History has shown us that we can face viruses and that we just need to deal with it, but the Market repercussions will disappear much quicker than what we had in 2008-2009. We can see that Governments and central banks in the world were much more reactive than they were in 2008-2009. We are seeing coordinated actions from them, in terms of monetary policy to lower rates, help companies to borrow money or at least to lower their debt burden, at the time they basically can not make any revenues. And at the same time, you’ve seen some Government stimulus for supporting the economy. For instance, here in the UK and France if you are not going to work the Government is actually paying for your salary. It’s not the case in the U.S. but they have been implementing other forms of stimulus for people in most need.

So, definitely there have been coordinated actions for economies around the world to support the economy. I personally think that recovery will happen. It may take a little bit longer and not just two months, as the market is saying right now, but I don’t think it will take five years to cover. I think next year we’ll be fine. Once this virus is behind us and hopefully we have a vaccine we can move on because, before this virus, the economy was doing very well.

Final thoughts

I don’t have a crystal ball – I’m just giving you my thoughts about the market and what I think will happen. We can come back to this conversation in a few months and see what came true!
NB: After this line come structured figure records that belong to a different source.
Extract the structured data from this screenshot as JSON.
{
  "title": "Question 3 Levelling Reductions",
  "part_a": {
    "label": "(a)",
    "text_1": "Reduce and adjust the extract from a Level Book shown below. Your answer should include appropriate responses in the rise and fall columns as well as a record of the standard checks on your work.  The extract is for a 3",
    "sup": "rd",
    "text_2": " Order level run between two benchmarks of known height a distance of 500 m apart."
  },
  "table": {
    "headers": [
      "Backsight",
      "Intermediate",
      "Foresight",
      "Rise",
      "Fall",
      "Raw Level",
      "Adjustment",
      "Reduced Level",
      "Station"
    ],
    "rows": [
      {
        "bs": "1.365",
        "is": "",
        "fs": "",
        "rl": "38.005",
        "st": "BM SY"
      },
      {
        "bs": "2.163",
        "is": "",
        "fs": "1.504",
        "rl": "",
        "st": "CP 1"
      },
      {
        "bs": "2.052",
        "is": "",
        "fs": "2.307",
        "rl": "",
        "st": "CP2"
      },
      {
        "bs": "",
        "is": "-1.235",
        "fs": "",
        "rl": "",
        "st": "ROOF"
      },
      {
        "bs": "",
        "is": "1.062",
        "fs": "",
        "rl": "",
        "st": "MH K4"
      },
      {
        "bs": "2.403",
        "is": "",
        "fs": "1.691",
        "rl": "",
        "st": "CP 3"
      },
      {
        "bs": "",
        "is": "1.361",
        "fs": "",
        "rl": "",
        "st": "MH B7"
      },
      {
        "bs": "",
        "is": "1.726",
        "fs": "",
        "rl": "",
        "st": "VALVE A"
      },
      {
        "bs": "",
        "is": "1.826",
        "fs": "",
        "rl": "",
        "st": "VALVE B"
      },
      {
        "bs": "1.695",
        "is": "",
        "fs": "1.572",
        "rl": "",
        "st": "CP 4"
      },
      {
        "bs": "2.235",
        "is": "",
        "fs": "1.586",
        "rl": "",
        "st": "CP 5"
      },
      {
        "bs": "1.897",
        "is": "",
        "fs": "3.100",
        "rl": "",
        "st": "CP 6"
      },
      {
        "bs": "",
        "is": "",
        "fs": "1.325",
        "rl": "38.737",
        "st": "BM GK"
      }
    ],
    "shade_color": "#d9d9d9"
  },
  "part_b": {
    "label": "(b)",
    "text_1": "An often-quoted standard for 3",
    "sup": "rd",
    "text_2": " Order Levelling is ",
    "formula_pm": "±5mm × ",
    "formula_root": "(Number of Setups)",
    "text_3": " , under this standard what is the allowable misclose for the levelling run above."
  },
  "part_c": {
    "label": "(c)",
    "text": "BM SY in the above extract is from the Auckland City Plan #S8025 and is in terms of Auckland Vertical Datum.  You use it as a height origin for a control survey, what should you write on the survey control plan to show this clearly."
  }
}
In terms of the bigger picture, I think there is a transition, a structural change, happening right now in our generation and in our economy. There is really a shift to digital, more and more stuff is happening digitally. I think BRANDS need to adapt. To adapt their businesses towards this digital future.

This is time for BRANDS to become “Digital” and this is key. It was happening before COVID_19 and will continue even more after COVID_19.

This virus was just a catalyst to accelerate that transition and now people realise how important digital market access is. I think people want to deal with BRANDS that are more social and more responsible.

If I was an entrepreneur, if I had a business today, I would definitely orientate my business towards socially responsible and shift to digital. This is the now and the future.